The characteristic polynomial of matrix \(A\) is \(p_{A}(x) = x^{3} - 11x^{2} +34x -24\).

2.2 Part 2

Solve for eigenvalues

when \(det(\lambda I_{3}-A) = 0\)

\((\lambda-1)(\lambda-4)(\lambda-6) = 0\)

\(\lambda = \left\{\begin{matrix}1\\ 4\\ 6\end{matrix}\right.\)

Therefore, 1, 4 and 6 are the eigenvalues of matrix \(A\).

2.3 Part 3

Solve for eigenvectors

When \(\lambda=1\),

the eigenspace \(E_{\lambda=1}=N(\begin{bmatrix}1 & 0 & 0\\ 0 & 1 & 0\\ 0 & 0 & 1\end{bmatrix}-\begin{bmatrix} 1 & 2 & 3\\ 0 & 4 & 5\\ 0 & 0 & 6\end{bmatrix})\)

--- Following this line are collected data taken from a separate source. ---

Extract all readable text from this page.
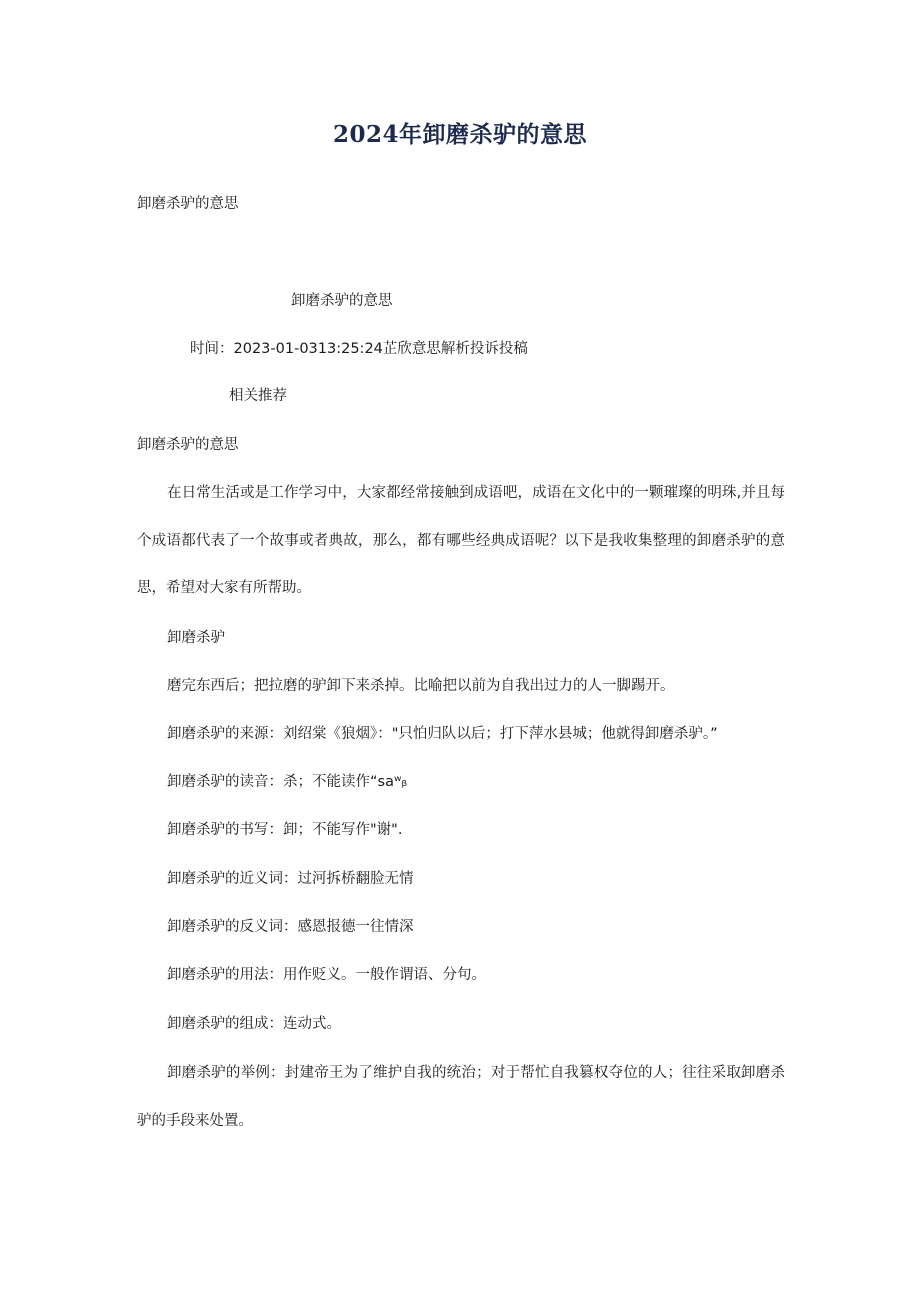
2024年卸磨杀驴的意思
卸磨杀驴的意思
卸磨杀驴的意思
时间：2023-01-0313:25:24芷欣意思解析投诉投稿
相关推荐
卸磨杀驴的意思
在日常生活或是工作学习中，大家都经常接触到成语吧，成语在文化中的一颗璀璨的明珠,并且每个成语都代表了一个故事或者典故，那么，都有哪些经典成语呢？以下是我收集整理的卸磨杀驴的意思，希望对大家有所帮助。
卸磨杀驴
磨完东西后；把拉磨的驴卸下来杀掉。比喻把以前为自我出过力的人一脚踢开。
卸磨杀驴的来源：刘绍棠《狼烟》："只怕归队以后；打下萍水县城；他就得卸磨杀驴。”
卸磨杀驴的读音：杀；不能读作“saʷᵦ
卸磨杀驴的书写：卸；不能写作"谢".
卸磨杀驴的近义词：过河拆桥翻脸无情
卸磨杀驴的反义词：感恩报德一往情深
卸磨杀驴的用法：用作贬义。一般作谓语、分句。
卸磨杀驴的组成：连动式。
卸磨杀驴的举例：封建帝王为了维护自我的统治；对于帮忙自我篡权夺位的人；往往采取卸磨杀驴的手段来处置。
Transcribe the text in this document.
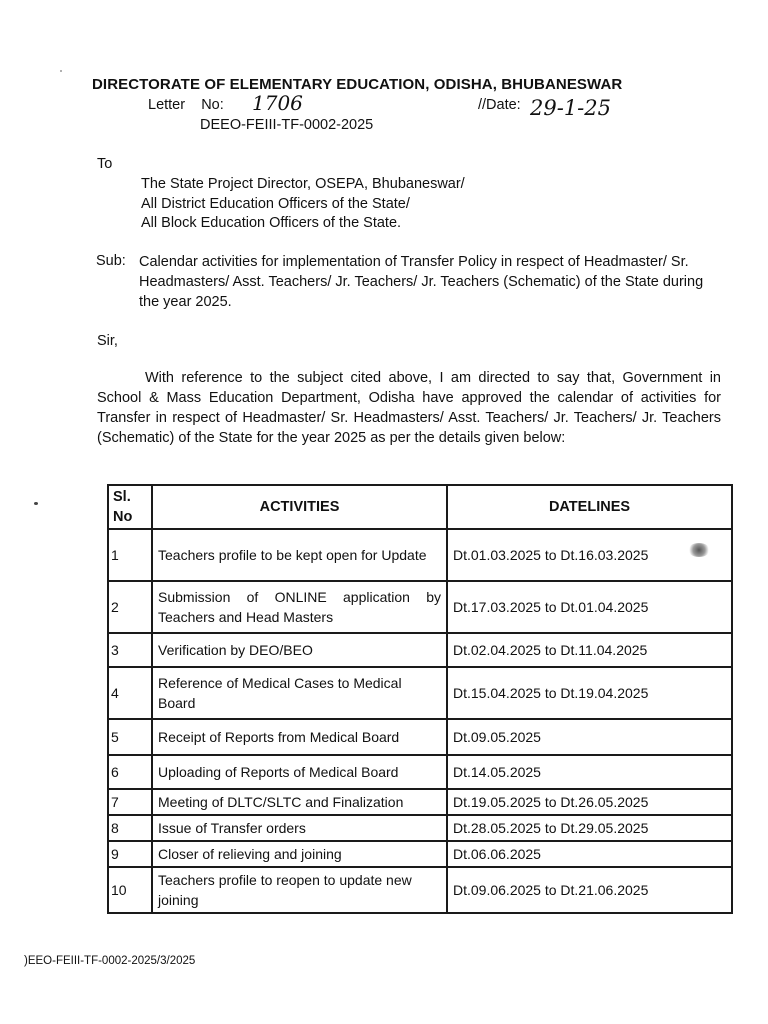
DIRECTORATE OF ELEMENTARY EDUCATION, ODISHA, BHUBANESWAR
Letter    No: 1706	//Date: 29-1-25
DEEO-FEIII-TF-0002-2025
To
The State Project Director, OSEPA, Bhubaneswar/
All District Education Officers of the State/
All Block Education Officers of the State.
Sub: Calendar activities for implementation of Transfer Policy in respect of Headmaster/ Sr. Headmasters/ Asst. Teachers/ Jr. Teachers/ Jr. Teachers (Schematic) of the State during the year 2025.
Sir,
With reference to the subject cited above, I am directed to say that, Government in School & Mass Education Department, Odisha have approved the calendar of activities for Transfer in respect of Headmaster/ Sr. Headmasters/ Asst. Teachers/ Jr. Teachers/ Jr. Teachers (Schematic) of the State for the year 2025 as per the details given below:
Sl. No	ACTIVITIES	DATELINES
1	Teachers profile to be kept open for Update	Dt.01.03.2025 to Dt.16.03.2025
2	Submission of ONLINE application by Teachers and Head Masters	Dt.17.03.2025 to Dt.01.04.2025
3	Verification by DEO/BEO	Dt.02.04.2025 to Dt.11.04.2025
4	Reference of Medical Cases to Medical Board	Dt.15.04.2025 to Dt.19.04.2025
5	Receipt of Reports from Medical Board	Dt.09.05.2025
6	Uploading of Reports of Medical Board	Dt.14.05.2025
7	Meeting of DLTC/SLTC and Finalization	Dt.19.05.2025 to Dt.26.05.2025
8	Issue of Transfer orders	Dt.28.05.2025 to Dt.29.05.2025
9	Closer of relieving and joining	Dt.06.06.2025
10	Teachers profile to reopen to update new joining	Dt.09.06.2025 to Dt.21.06.2025
)EEO-FEIII-TF-0002-2025/3/2025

=\(N(\begin{bmatrix} 0 & -2 & -3\\ 0 & -3 & -5\\ 0 & 0 & -5 \end{bmatrix})\)

so for eigenvetor \(V_{\lambda=1}=\begin{bmatrix}V_{1}\\ V_{2}\\ V_{3}\end{bmatrix}\),

\(\begin{bmatrix} 0 & -2 & -3\\ 0 & -3 & -5\\ 0 & 0 & -5 \end{bmatrix}\begin{bmatrix}V_{1}\\ V_{2}\\ V_{3}\end{bmatrix}=\begin{bmatrix}0\\ 0\\ 0\end{bmatrix}\)

\(\rightarrow \begin{bmatrix} 0 & 1 & 0\\ 0 & 0 & 1\\ 0 & 0 & 0 \end{bmatrix}\begin{bmatrix}V_{1}\\ V_{2}\\ V_{3}\end{bmatrix}=\begin{bmatrix}0\\ 0\\ 0\end{bmatrix}\)

\(\rightarrow V_{1} = a\) for \(a \in \mathbb{R}, V_{2} = 0\) and \(V_{3} = 0\).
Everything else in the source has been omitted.